Georgia as a Testbed for Hepatitis C Elimination — Reuters

Gilead Sciences, a US-based biopharmaceutical company that specializes in developing innovative medicines, uses Georgia as a global example to back up its belief that the hepatitis C can be eliminated with proper government funding. The healthcare program initiated by David Sergeenko, country’s minister of health, by which the minister proposed to eliminated Hepatitis C in the country is viewed as a potential success story in the United States. Georgia’s “manageable size” highly contributes to this view, according to Gilead Sciences’ head of corporate and medical affairs. 

Reuters reported last week that the unprecedented program will make Georgia a “testbed for uprooting the liver-destroying disease.”

“Georgia has the world’s third highest prevalence of hepatitis C, after Egypt and Mongolia, with nearly 7 percent of adults carrying the virus. It also has a wide range of viral variations and different types of patients,” — Reuters writes. The country’s “manageable size,” with the population of 4,5 million, is believed to be a great factor in using Georgia as the test vehicle for the experiment. 

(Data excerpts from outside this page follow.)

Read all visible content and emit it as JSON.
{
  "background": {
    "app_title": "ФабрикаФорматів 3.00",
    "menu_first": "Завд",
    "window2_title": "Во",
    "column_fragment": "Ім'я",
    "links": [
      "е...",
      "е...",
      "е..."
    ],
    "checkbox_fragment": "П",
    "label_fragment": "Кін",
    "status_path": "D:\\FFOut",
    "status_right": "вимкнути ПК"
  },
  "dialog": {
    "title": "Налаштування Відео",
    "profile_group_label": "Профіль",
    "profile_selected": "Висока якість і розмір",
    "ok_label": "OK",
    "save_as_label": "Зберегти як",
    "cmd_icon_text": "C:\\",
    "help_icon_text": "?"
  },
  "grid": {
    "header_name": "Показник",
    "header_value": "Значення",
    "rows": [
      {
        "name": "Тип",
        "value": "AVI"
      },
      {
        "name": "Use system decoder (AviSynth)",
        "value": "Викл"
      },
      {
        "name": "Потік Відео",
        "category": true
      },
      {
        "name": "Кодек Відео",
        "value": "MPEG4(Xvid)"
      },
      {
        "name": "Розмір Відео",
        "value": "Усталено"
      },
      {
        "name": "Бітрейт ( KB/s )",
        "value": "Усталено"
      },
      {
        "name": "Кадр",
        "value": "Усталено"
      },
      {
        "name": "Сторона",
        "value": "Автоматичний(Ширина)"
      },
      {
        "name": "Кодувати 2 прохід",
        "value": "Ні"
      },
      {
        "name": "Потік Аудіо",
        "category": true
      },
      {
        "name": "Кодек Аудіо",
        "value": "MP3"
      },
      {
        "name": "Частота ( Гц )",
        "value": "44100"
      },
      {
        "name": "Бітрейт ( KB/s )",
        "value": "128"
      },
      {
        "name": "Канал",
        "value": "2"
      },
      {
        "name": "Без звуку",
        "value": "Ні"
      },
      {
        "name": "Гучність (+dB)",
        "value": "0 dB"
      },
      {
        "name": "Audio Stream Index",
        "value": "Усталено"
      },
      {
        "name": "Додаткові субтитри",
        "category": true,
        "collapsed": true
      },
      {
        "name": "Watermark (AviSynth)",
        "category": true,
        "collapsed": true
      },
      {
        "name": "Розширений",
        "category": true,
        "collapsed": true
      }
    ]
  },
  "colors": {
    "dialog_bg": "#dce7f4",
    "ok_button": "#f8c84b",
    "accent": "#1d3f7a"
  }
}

“It is a nice country for us to evaluate,” Gregg Alton, Gilead Sciences’ head of corporate and medical affairs told Reuters.

Sergeenko Health minister
Georgia’s health minster David Sergeenko, whose Hepatitis C program is viewed as having global potential in the United States

Thus, Mr Sergeenko’s program received a positive evaluation in the United States, with the country’s Center for Disease Control and Prevention backing his initiative in material terms as well. According to Reuters, the Center will cover firs 5,000 patients’ costs in 2015, with the next stage expected to get as big as 20,000 Hepatitis C-affected individuals a year.

“Gilead’s hepatitis C drugs, and rival products from the likes of AbbVie, can cure hepatitis C but are out of reach at Western prices to patients in poor countries, with a single Sovaldi pill costing $1,000 in the United States.While Gilead has slashed the price for several low-income countries to $300 per bottle of 28 pills, it also wants to involve international donors in a broad eradication drive,”– Reuters writes. 

“We will take the Georgia data to other countries around the world to really make the case that investment can fundamentally change the disease over time,” Alton told the news agency Reuters.